Do nothing. Officially, anyway. Employees don’t wait: they paste work into personal ChatGPT accounts, where consumer tiers may train on whatever they submit, and IT sees none of it. Many of the companies we talk to are here without ever having chosen it.
Where SecondStack came from
As a consulting firm, T1A has helped enterprises adopt data, and more recently AI, for a living. When the GPT-4-era models arrived, the efficiency they unlocked was impossible to ignore, and we wanted that leverage in the hands of every team, not just a few engineers running experiments on the side. The catch was the nature of our work. We handle sensitive client materials under strict confidentiality, so simply subscribing everyone to chatgpt.com or claude.ai was not on the table. Whatever we rolled out had to keep that data on our side of the fence.
So we set out to build an in-house platform. The first attempt did the obvious thing: stitch together the well-known open-source titles, OpenWebUI, the LiteLLM gateway, and assorted add-ons. It got us off the ground, but the limitations showed up quickly, exactly the seams described above. The pieces didn’t stack cleanly, budgets and identity fought us at every turn, and the parts that looked finished quietly came apart once real traffic hit them.
The first internal version of what became SecondStack went into production in 2025. From day one, people ran real work through it and came back with the gaps, and the platform was shaped by that traffic rather than by a roadmap written in a vacuum.
What we actually needed
As the operators of that platform, our list was specific:
- A modern, powerful chat UI for every user persona, with access to all frontier models (Claude, GPT, Gemini, and locally served open models).
- Agentic muscle, not just Q&A: reason over uploaded documents, run tools, write and execute code, and build ad-hoc artifacts on the spot, e.g. a spreadsheet, a chart, a slide draft, or an app.
- Seamless connections to other systems and resources via Skills, MCP, and built-in Connectors.
- Collaboration on Projects with RAG, Knowledge Collections, Memory, and Group Chats.
- An OpenAI- and Anthropic-compatible API gateway with virtual keys, so IDEs, scripts, and local coding agents get the same governed access as human users.
- Budgets and multi-stage spend alerts per user, team, and key, with hard cutoffs, so a runaway agent hits its own limit instead of locking out the team.
- Guardrails that strip PII and secrets on the way out and unmask them on the way back in.
- RAG over our own documents, plus SSO with group sync from the IdP.
- All user data stored locally, in our own PostgreSQL and S3.
And nothing priced per seat: usage simply scales with LLM API consumption, billed by the providers to accounts we control.

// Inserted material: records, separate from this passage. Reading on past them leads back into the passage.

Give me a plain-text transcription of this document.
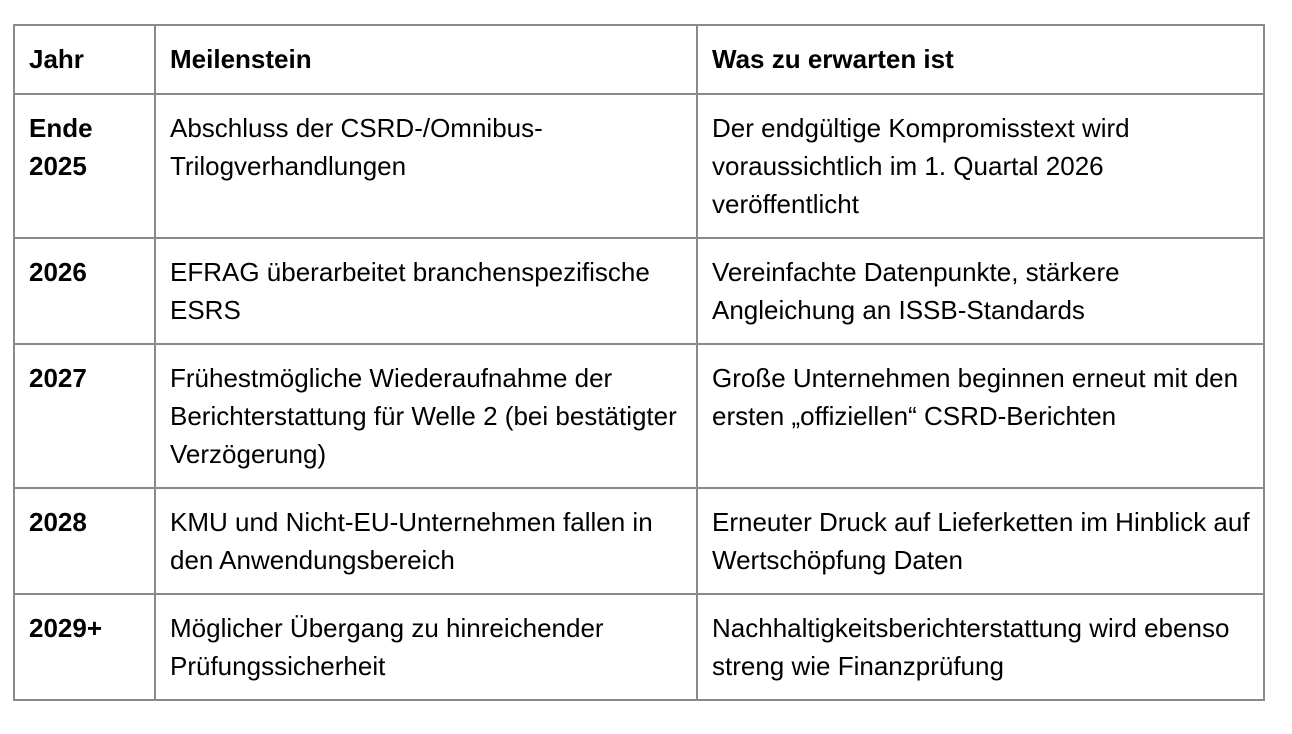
Jahr	Meilenstein	Was zu erwarten ist
Ende 2025	Abschluss der CSRD-/Omnibus-Trilogverhandlungen	Der endgültige Kompromisstext wird voraussichtlich im 1. Quartal 2026 veröffentlicht
2026	EFRAG überarbeitet branchenspezifische ESRS	Vereinfachte Datenpunkte, stärkere Angleichung an ISSB-Standards
2027	Frühestmögliche Wiederaufnahme der Berichterstattung für Welle 2 (bei bestätigter Verzögerung)	Große Unternehmen beginnen erneut mit den ersten „offiziellen“ CSRD-Berichten
2028	KMU und Nicht-EU-Unternehmen fallen in den Anwendungsbereich	Erneuter Druck auf Lieferketten im Hinblick auf Wertschöpfung Daten
2029+	Möglicher Übergang zu hinreichender Prüfungssicherheit	Nachhaltigkeitsberichterstattung wird ebenso streng wie Finanzprüfung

No single product covered that list.
What SecondStack is, and what it isn’t
SecondStack is a self-hosted AI platform, bundling chat, agents, an LLM API gateway, guardrails, cost controls, and observability, running on infrastructure you control, with all your data (chat history, attached documents, agentic sessions, and usage logs) kept in your own database.
SecondStack bundles our first-class software with curated and robust open-source components we stand behind, and we support the whole stack as a single point of contact. Deployment is deliberately boring: Docker Compose on a small Linux VM, or Kubernetes when your platform team requires it.
It isn’t SaaS: you host it, or we run a single-tenant instance for you. It isn’t just a gateway; that’s one component of the bundle. And it isn’t another chat UI, because the chat sits on top of the governance layer rather than instead of it.